Making Makers is a wonderful book for parents and educators who are interested about how to guide their children to become “makers” to improve their live and chase their dreams and childhood curiosity.
By reading stories of noted inventors and creators you learn how important it is for children to become makers as the world is changing rapidly with advanced, personal, affordable technologies and why it is crucial to encourage today’s youth to be makers.
Lifelong creativity is a learned skill. The role of online learning communities today including eduX and Coursera have helped develop and establish tools to foster interests in topics explored in childhood. I believe this is a book every parent of a child should be reading today regardless of their age.
The role Makers will play in the immediate future are already being established. Again this is an opportunity for parents and educators to give their children a step up in developing new skills not only for school but also for their interests and developing new talents with friends or groups.
Maybe the most important aspect of the book is really all about how a parent can identify and foster the Maker inside their child. For many parents who have also become part of the content mindset and may have lost their way to reviving their own Maker experiences from childhood this serves as a guide to help further their own personal growth and redevelopment of their interests.
Thinking, Fast and Slow by Daniel Kahneman summarizes research that covers three phases of his career: cognitive biases, prospect theory and happiness. Clearly this is a deep dive touching research subjects including regression to the mean. Yes it is a very rewarding statistical dive. Yet I find this book so applicable to not only professional fields but more importantly to our personal lives.

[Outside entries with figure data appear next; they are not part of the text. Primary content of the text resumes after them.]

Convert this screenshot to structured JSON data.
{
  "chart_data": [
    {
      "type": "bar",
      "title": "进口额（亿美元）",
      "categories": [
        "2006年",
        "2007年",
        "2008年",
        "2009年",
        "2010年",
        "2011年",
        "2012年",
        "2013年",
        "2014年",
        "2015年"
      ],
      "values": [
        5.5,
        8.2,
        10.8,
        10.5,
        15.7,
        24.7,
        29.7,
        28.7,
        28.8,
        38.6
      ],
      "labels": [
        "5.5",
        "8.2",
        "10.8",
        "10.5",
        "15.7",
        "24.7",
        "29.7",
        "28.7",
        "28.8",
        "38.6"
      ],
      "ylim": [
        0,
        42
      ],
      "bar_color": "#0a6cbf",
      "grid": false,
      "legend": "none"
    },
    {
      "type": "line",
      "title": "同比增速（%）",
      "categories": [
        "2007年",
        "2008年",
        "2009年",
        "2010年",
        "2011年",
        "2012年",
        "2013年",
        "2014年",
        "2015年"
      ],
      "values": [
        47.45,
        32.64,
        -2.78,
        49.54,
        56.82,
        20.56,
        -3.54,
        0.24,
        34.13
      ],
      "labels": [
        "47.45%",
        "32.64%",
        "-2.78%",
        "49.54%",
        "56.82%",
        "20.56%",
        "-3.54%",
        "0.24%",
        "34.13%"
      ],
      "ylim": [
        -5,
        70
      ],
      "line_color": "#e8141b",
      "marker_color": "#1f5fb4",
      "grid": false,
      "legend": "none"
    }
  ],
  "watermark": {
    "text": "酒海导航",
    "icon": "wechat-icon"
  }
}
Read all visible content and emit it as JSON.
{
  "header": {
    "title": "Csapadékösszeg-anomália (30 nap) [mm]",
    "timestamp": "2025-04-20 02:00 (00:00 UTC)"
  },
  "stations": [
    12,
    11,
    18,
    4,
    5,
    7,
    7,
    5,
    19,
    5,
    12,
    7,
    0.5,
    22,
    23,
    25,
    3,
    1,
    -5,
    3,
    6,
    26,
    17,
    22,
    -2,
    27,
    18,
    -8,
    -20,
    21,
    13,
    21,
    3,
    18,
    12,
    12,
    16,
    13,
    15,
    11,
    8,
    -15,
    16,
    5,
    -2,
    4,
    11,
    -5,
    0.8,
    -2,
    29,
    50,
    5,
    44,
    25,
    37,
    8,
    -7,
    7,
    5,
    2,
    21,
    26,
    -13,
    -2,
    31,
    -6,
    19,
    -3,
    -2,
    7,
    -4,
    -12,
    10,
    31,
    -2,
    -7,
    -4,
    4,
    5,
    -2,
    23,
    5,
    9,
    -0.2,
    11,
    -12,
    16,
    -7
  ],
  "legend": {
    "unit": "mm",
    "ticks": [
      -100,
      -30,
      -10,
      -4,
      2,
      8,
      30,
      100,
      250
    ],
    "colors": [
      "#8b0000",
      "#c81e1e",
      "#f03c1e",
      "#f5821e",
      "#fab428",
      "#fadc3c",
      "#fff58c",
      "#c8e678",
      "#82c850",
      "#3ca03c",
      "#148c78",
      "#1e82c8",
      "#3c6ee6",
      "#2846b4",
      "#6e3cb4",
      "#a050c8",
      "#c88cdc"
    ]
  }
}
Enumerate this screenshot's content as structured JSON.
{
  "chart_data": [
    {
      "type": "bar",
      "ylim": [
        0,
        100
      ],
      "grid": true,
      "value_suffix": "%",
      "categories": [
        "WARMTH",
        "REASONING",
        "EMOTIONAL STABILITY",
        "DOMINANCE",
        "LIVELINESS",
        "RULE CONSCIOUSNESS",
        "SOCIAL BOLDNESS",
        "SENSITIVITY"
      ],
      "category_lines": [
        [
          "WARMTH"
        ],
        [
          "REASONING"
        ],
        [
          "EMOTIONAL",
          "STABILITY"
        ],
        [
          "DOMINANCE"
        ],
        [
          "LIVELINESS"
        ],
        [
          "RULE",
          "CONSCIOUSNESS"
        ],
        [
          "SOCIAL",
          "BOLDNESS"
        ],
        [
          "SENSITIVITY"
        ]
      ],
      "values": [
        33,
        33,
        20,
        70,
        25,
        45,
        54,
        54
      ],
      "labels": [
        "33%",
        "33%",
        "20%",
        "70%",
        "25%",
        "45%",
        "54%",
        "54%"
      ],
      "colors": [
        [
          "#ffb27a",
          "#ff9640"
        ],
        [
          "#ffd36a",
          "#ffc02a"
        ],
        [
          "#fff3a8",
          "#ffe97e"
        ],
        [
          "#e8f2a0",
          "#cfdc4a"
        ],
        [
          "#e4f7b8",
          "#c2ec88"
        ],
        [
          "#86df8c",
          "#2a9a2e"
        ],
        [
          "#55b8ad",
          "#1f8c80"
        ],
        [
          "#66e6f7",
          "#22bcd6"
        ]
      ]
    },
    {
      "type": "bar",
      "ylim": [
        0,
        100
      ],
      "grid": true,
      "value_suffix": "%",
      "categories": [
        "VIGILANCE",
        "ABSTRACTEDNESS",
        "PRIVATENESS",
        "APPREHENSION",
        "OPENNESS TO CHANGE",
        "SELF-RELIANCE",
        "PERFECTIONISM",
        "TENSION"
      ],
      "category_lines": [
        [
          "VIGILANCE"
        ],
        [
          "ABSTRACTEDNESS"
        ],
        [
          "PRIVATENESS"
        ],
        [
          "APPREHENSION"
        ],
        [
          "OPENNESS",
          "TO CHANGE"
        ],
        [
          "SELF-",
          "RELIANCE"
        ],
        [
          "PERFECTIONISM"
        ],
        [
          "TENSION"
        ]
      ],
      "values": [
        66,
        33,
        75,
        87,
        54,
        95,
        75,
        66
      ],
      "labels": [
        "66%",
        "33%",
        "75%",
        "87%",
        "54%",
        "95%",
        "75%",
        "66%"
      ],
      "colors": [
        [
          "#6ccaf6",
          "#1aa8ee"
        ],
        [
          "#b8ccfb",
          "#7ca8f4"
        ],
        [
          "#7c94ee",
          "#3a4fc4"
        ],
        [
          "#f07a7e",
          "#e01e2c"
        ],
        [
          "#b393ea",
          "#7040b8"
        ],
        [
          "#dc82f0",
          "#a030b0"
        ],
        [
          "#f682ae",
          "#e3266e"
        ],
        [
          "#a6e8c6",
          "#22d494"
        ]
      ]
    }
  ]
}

Very impressed how Kahneman even places the benefits of Thinking, Fast and Slow into PowerPoint presentations. This was a very revealing look at how we present by carefully placing words onto a given slide and how you tell your story.
I also greatly enjoyed his references to several books that I have also read, realizing I am somewhat ontrack to deeper understanding his teaching how our brains are Thinking, Fast and Slow within our daily lives. This applies at home, at work and at school. We humans are a strange beast. Kahneman helps reveal how we are wired to think and often where we fail to apply seemingly common logic to easy questions.
Thinking, Fast and Slow is filled with examples of how easy we all can misinterpret personal scenarios of logic simply based upon human emotion and conditioning.
While short in review this is simply a book everyone should be reading to gain a fuller understanding of approaching critical thinking.